You are a helpful expert financial research assistant. You help users analyze financial statements to better understand companies. For the given query, evaluate whether the following statement is relevant. Output only 'yes' or 'no'.
"""
def evaluate_results(query, statement, model="gpt-3.5-turbo"):
    messages = [
    {
        "role": "system",
        "content": PROMPT_EVALUATION,
    },
    {
        "role": "user",
        "content": f"Query: {query}, Statement: {statement}"
    }
    ]
    response = openai_client.chat.completions.create(
        model=model,
        messages=messages,
        max_tokens=1
    )
    content = response.choices[0].message.content
    if content == "yes":
        return 1
    return -1
Now we have our training data: each tuple will contain the query embedding, document embedding, and label (1, -1).
retrieved_embeddings = results['embeddings']
query_embeddings = embedding_function(generated_queries)
adapter_query_embeddings = []
adapter_doc_embeddings = []
adapter_labels = []
for q, query in enumerate(tqdm(generated_queries)):
    for d, document in enumerate(retrieved_documents[q]):
        adapter_query_embeddings.append(query_embeddings[q])
        adapter_doc_embeddings.append(retrieved_embeddings[q][d])
        adapter_labels.append(evaluate_results(query, document))
Then we place them in a Torch Dataset as the training set.
adapter_query_embeddings = torch.Tensor(np.array(adapter_query_embeddings))

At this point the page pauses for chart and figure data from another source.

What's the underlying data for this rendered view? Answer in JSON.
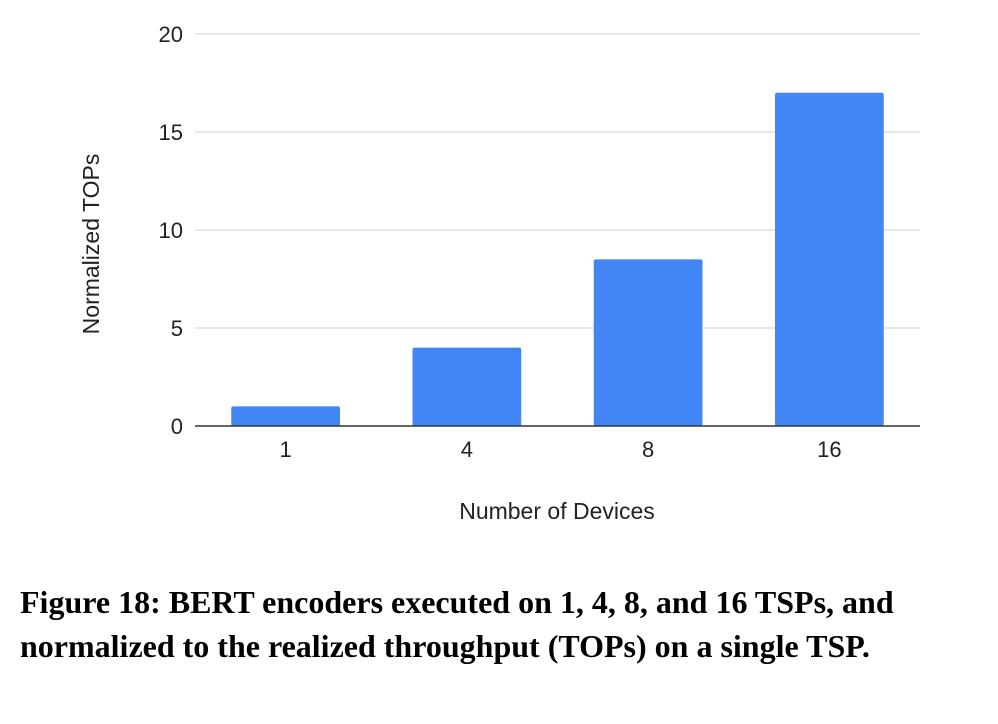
{
  "chart_data": {
    "type": "bar",
    "categories": [
      "1",
      "4",
      "8",
      "16"
    ],
    "values": [
      1,
      4,
      8.5,
      17
    ],
    "xlabel": "Number of Devices",
    "ylabel": "Normalized TOPs",
    "ylim": [
      0,
      20
    ],
    "yticks": [
      "0",
      "5",
      "10",
      "15",
      "20"
    ],
    "grid": true,
    "bar_color": "#4285f4"
  },
  "caption": "Figure 18: BERT encoders executed on 1, 4, 8, and 16 TSPs, and normalized to the realized throughput (TOPs) on a single TSP."
}
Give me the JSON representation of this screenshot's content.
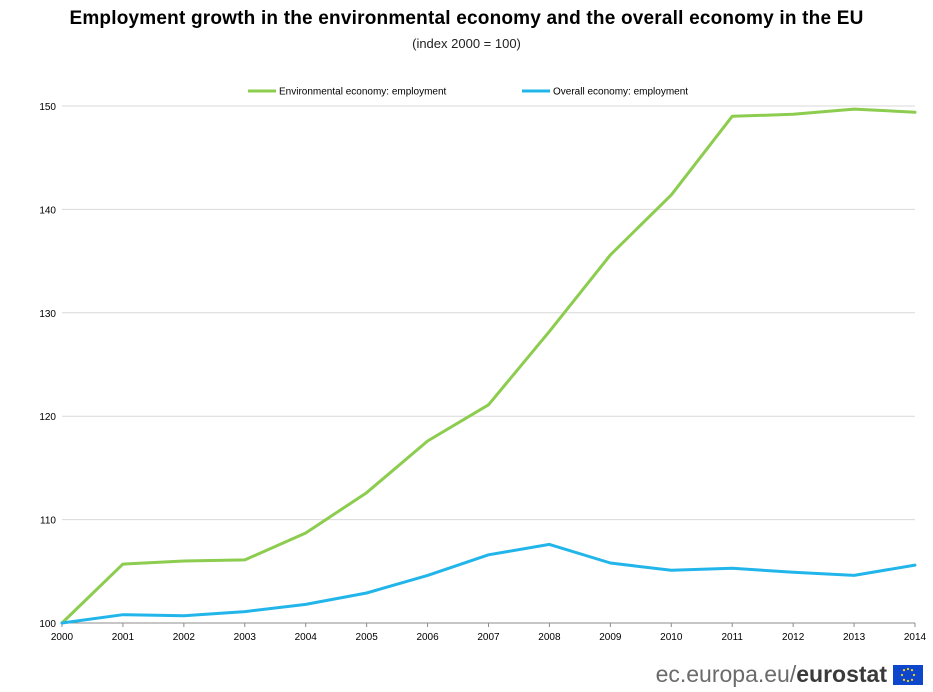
{
  "chart_data": {
    "type": "line",
    "title": "Employment growth in the environmental economy and the overall economy in the EU",
    "subtitle": "(index 2000 = 100)",
    "x": [
      "2000",
      "2001",
      "2002",
      "2003",
      "2004",
      "2005",
      "2006",
      "2007",
      "2008",
      "2009",
      "2010",
      "2011",
      "2012",
      "2013",
      "2014"
    ],
    "ylim": [
      100,
      150
    ],
    "yticks": [
      "100",
      "110",
      "120",
      "130",
      "140",
      "150"
    ],
    "grid": true,
    "legend_position": "top",
    "series": [
      {
        "name": "Environmental economy: employment",
        "color": "#8ccc4e",
        "values": [
          100,
          105.7,
          106,
          106.1,
          108.7,
          112.6,
          117.6,
          121.1,
          128.2,
          135.6,
          141.4,
          149.0,
          149.2,
          149.7,
          149.4
        ]
      },
      {
        "name": "Overall economy: employment",
        "color": "#22b5ea",
        "values": [
          100,
          100.8,
          100.7,
          101.1,
          101.8,
          102.9,
          104.6,
          106.6,
          107.6,
          105.8,
          105.1,
          105.3,
          104.9,
          104.6,
          105.6
        ]
      }
    ]
  },
  "footer": {
    "site": "ec.europa.eu/",
    "brand": "eurostat",
    "flag_icon": "eu-flag-icon"
  }
}
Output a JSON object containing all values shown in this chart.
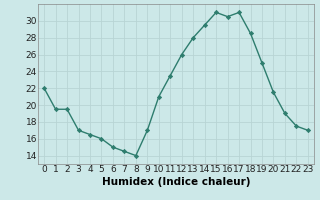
{
  "x": [
    0,
    1,
    2,
    3,
    4,
    5,
    6,
    7,
    8,
    9,
    10,
    11,
    12,
    13,
    14,
    15,
    16,
    17,
    18,
    19,
    20,
    21,
    22,
    23
  ],
  "y": [
    22,
    19.5,
    19.5,
    17,
    16.5,
    16,
    15,
    14.5,
    14,
    17,
    21,
    23.5,
    26,
    28,
    29.5,
    31,
    30.5,
    31,
    28.5,
    25,
    21.5,
    19,
    17.5,
    17
  ],
  "line_color": "#2e7d6e",
  "marker": "D",
  "marker_size": 2.2,
  "bg_color": "#cce8e8",
  "grid_color": "#b8d4d4",
  "xlabel": "Humidex (Indice chaleur)",
  "ylim": [
    13,
    32
  ],
  "yticks": [
    14,
    16,
    18,
    20,
    22,
    24,
    26,
    28,
    30
  ],
  "xlim": [
    -0.5,
    23.5
  ],
  "xticks": [
    0,
    1,
    2,
    3,
    4,
    5,
    6,
    7,
    8,
    9,
    10,
    11,
    12,
    13,
    14,
    15,
    16,
    17,
    18,
    19,
    20,
    21,
    22,
    23
  ],
  "tick_label_fontsize": 6.5,
  "xlabel_fontsize": 7.5,
  "line_width": 1.0
}
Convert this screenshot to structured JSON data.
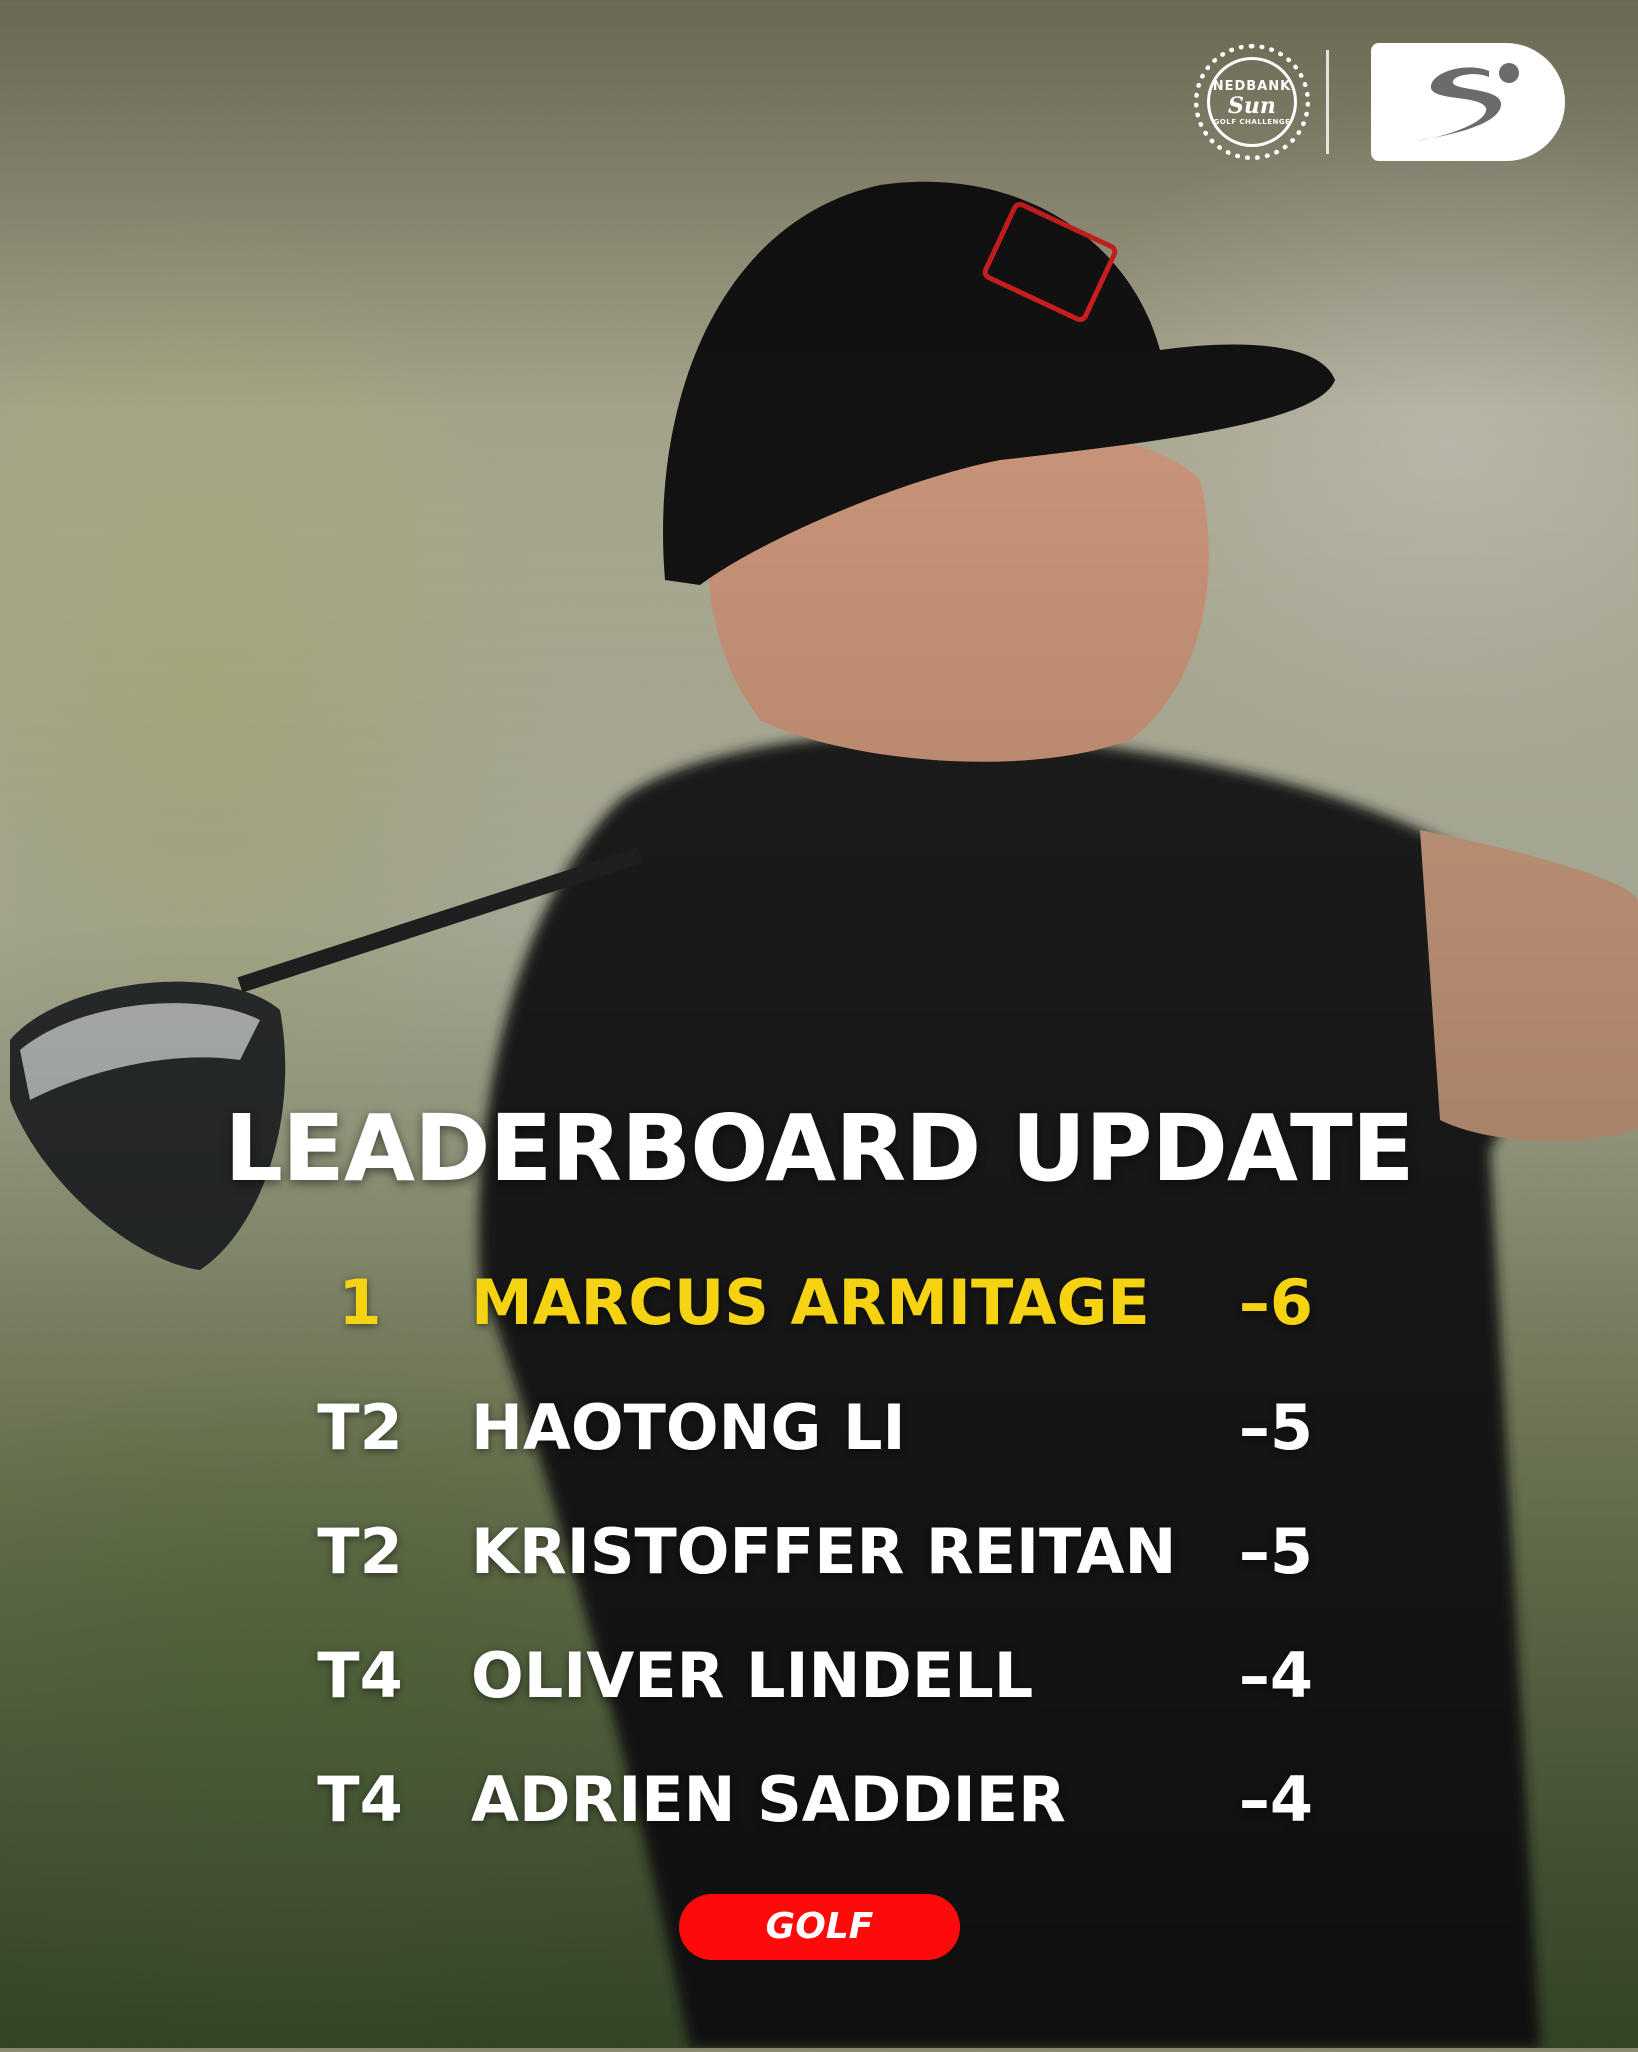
{
  "header": {
    "sponsor_logo": {
      "line1": "NEDBANK",
      "script": "Sun",
      "line2": "GOLF CHALLENGE"
    },
    "broadcaster_logo": "supersport-dstv-logo"
  },
  "title": "LEADERBOARD UPDATE",
  "leaderboard": [
    {
      "position": "1",
      "name": "MARCUS ARMITAGE",
      "score": "–6"
    },
    {
      "position": "T2",
      "name": "HAOTONG LI",
      "score": "–5"
    },
    {
      "position": "T2",
      "name": "KRISTOFFER REITAN",
      "score": "–5"
    },
    {
      "position": "T4",
      "name": "OLIVER LINDELL",
      "score": "–4"
    },
    {
      "position": "T4",
      "name": "ADRIEN SADDIER",
      "score": "–4"
    }
  ],
  "tag": "GOLF",
  "colors": {
    "leader": "#f5d312",
    "tag_bg": "#ff0a0a",
    "text": "#ffffff"
  }
}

adapter_doc_embeddings = torch.Tensor(np.array(adapter_doc_embeddings))
adapter_labels = torch.Tensor(np.expand_dims(np.array(adapter_labels),1))
dataset = torch.utils.data.TensorDataset(adapter_query_embeddings, adapter_doc_embeddings, adapter_labels)
2. Define the Model
We define a function that takes query embeddings, document embeddings, and the adapter matrix as inputs. This function first multiplies the query embeddings by the adapter matrix and computes the cosine similarity of the result with the document embeddings.
def model(query_embedding, document_embedding, adaptor_matrix):
    updated_query_embedding = torch.matmul(adaptor_matrix, query_embedding)
    return torch.cosine_similarity(updated_query_embedding, document_embedding, dim=0)
3. Loss
Our goal is to minimize the cosine similarity calculated by the previous function. Therefore, we can directly use Mean Squared Error (MSE).
def mse_loss(query_embedding, document_embedding, adaptor_matrix, label):
    return torch.nn.MSELoss()(model(query_embedding, document_embedding, adaptor_matrix), label)
4. Training Process
Initialize the adapter matrix and train it for 100 epochs.
# Initialize the adaptor matrix
mat_size = len(adapter_query_embeddings[0])
adapter_matrix = torch.randn(mat_size, mat_size, requires_grad=True)
min_loss = float('inf')
best_matrix = None
for epoch in tqdm(range(100)):
    for query_embedding, document_embedding, label in dataset:
        loss = mse_loss(query_embedding, document_embedding, adapter_matrix, label)
        if loss < min_loss:
            min_loss = loss
            best_matrix = adapter_matrix.clone().detach().numpy()
        loss.backward()
        with torch.no_grad():
            adapter_matrix -= 0.01 * adapter_matrix.grad
            adapter_matrix.grad.zero_()
After training, the adapter can be used to extend the original embeddings and adapt to user tasks.
All we need to do is multiply the original embedding output by the adapter matrix and then input it into the retrieval system.
test_vector = torch.ones((mat_size,1))
scaled_vector = np.matmul(best_matrix, test_vector).numpy()
test_vector.shape # torch.Size([384, 1])
scaled_vector.shape # (384, 1)
best_matrix.shape # (384, 384)
Thus, the embedding vectors used by our retrieval system afterwards are the fine-tuned vectors, optimized for specific tasks.

Conclusion

The retrieval techniques we introduced help improve document relevance. However, research in this area is ongoing, and there are many other methods such as fine-tuning embedding models using real feedback data; directly fine-tuning LLM to maximize its retrieval capabilities (RA-DIT); exploring more complex embedding adapters using deep neural networks instead of matrices; and deep and intelligent chunking techniques.
We will also organize and introduce these techniques later. Thank you for reading.